Transmembrane residues define the action of isoflurane at the GABA_A receptor alpha-3 subunit

Abstract

The γ-aminobutyric acid type A (GABA_A) receptor is the target of a structurally diverse group of sedative, hypnotic, and anesthetic drugs, including the volatile anesthetic isoflurane. Previous studies on the GABA_A receptor have suggested the existence of a cavity located between transmembrane (TM) segments 2 and 3 in both alpha-1 and alpha-2 subunits, within which volatile anesthetics might bind. In this study, we have used site-directed mutagenesis to investigate the involvement of homologous residues of the GABA_A alpha-3 subunit in allosteric modulation by isoflurane. Mutation of serine residue 294 within the TM2 to histidine or tyrosine increased the potency of GABA and decreased positive modulation by isoflurane. Mutation of alanine residue 315 within the TM3 to tryptophan increased the potency of GABA and abolished isoflurane modulation. The activity of the intravenous anesthetic propofol was unaltered from wild-type at these mutant receptors. These findings are consistent with the action of isoflurane on a critical site within the transmembrane domains of the receptor and suggest a degree of functional homology between the GABA_A alpha-1, -2, and -3 subunits.

Introduction

The γ-aminobutyric acid type A (GABA_A) receptor complex has emerged as a strong candidate to mediate the actions of volatile anesthetics. These receptors are ligand-gated ion channels that subserve fast inhibitory neurotransmission in the mammalian brain and are regulated allosterically by a structurally diverse group of compounds, which includes halogenated volatile anesthetics, n-alcohols, propofol, barbiturates, benzodiazepines, and steroids. The GABA_A receptor is a heteromeric complex assembled from different subunits (α1-6, β1-3, γ1-3, δ, ɛ, π, and θ), which combine to form a chloride channel. In vivo GABA_A receptors likely assemble into pentameric complexes in a stoichiometry of 2α:2β:1γ [4]. Immunohistochemical studies in the mammalian brain have identified heterogeneous patterns of GABA_A subunit expression [7]. The most prevalent receptor complex consists of the subunit combination α1β2γ2 and represents ∼50% of the total GABA_A population [8]. In contrast, the α3 subunit is expressed at lower levels and has been localized to the cell bodies of neurons in the cortex, amygdala, reticular nucleus of the thalamus, serotonergic neurons of the raphe nuclei [9], to cholinergic neurons of the medial septum-diagonal band complex of the basal forebrain [10] and noradrenergic neurons of the locus coeruleus [16]. The α3 subunit most frequently coassembles with β2/3 and γ2 subunits, and this minor receptor subtype accounts for ∼15% of the total complement of receptors [17].

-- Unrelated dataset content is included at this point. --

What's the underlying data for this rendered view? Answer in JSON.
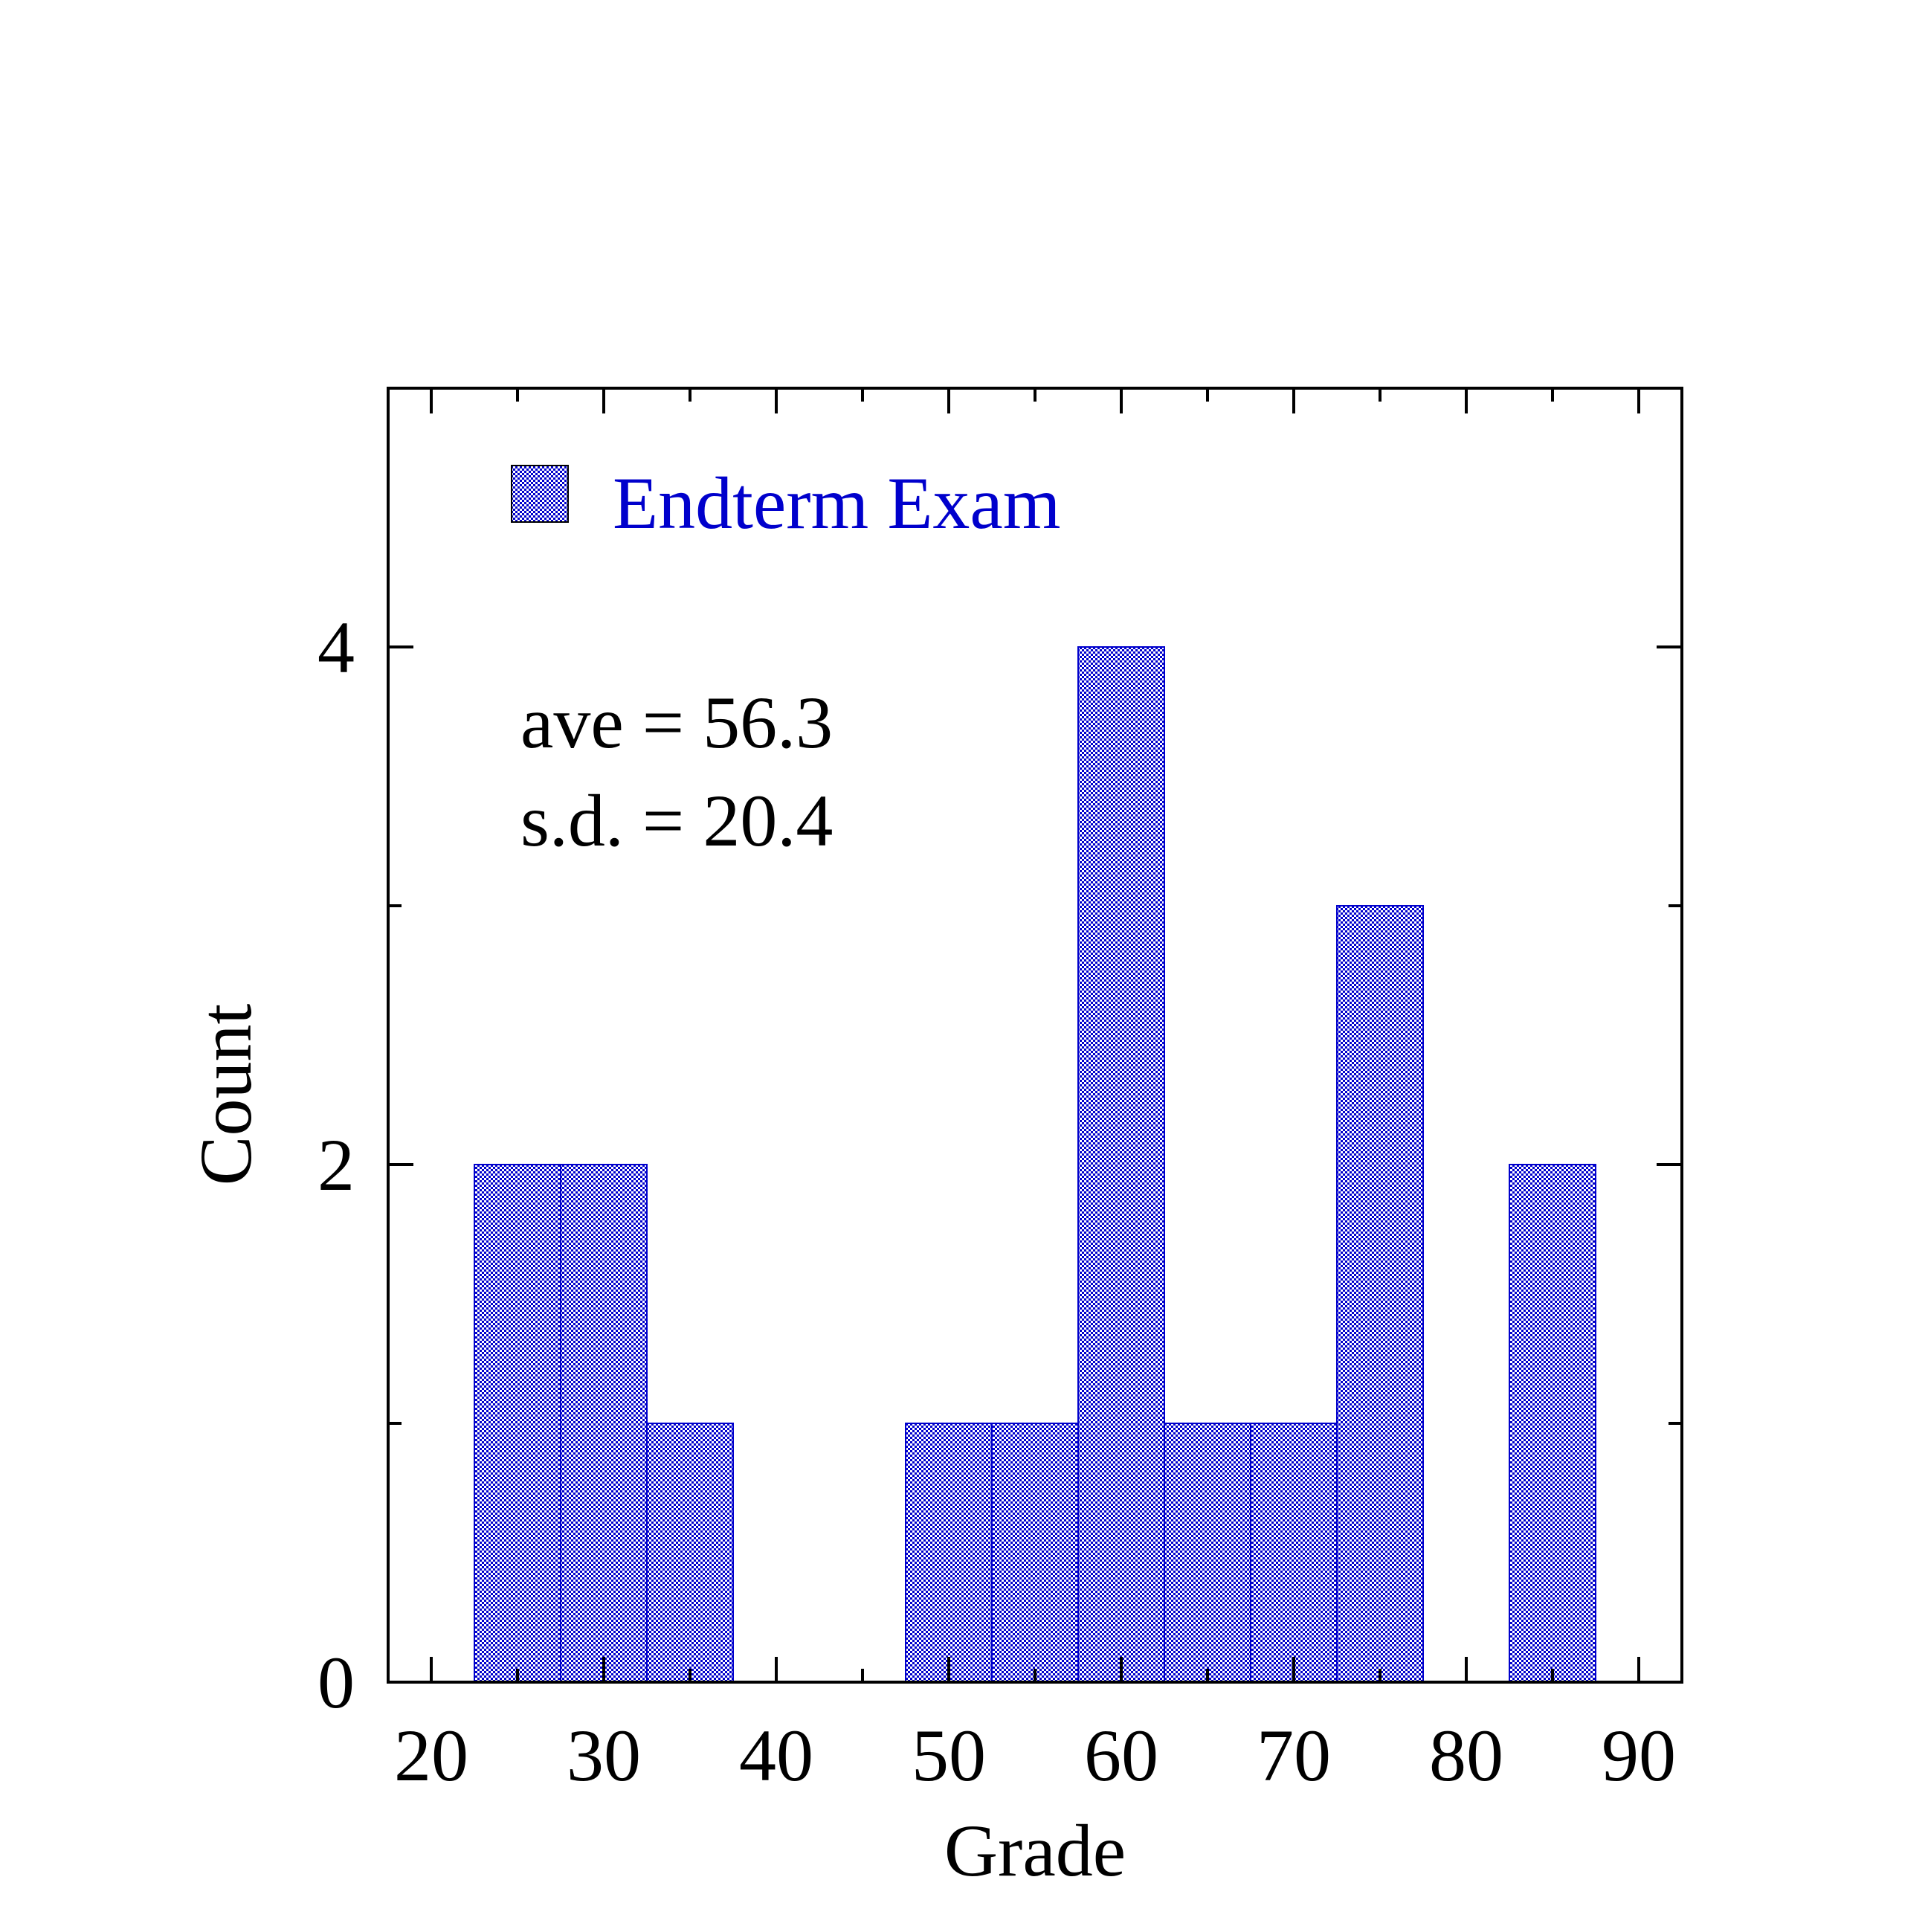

Previous studies have demonstrated that specific point mutations in the GABA_A receptor can selectively abolish agonist potentiation by inhaled anesthetics [12], [18]. Site-directed mutagenesis has identified residues Ser-270 and Ala-291 within the transmembrane spanning segments (TM) of the α1 and α2 subunits as part of a proposed binding cavity for the volatile anesthetics isoflurane, halothane, and chloroform [12]. Extensive mutagenesis at Ser270 in the α2 subunit also suggests a role of this residue in channel gating [14].

To date, there have been few structure–function studies involving the GABA_A α3 subunit. The high degree of homology between GABA_A α subunits sequences would suggest that conserved residues might function in a common capacity. The TM2 residue α3(Ser294) is homologous to Ser270 in the α1 and α2 subunits, and the TM3 residue α3(Ala315) is homologous to Ala291 in the α1 and α2 subunits. In the present report, we have used site-directed mutagenesis at these residues in the GABA_A α3 subunit to examine receptor activation and modulation by anesthetics.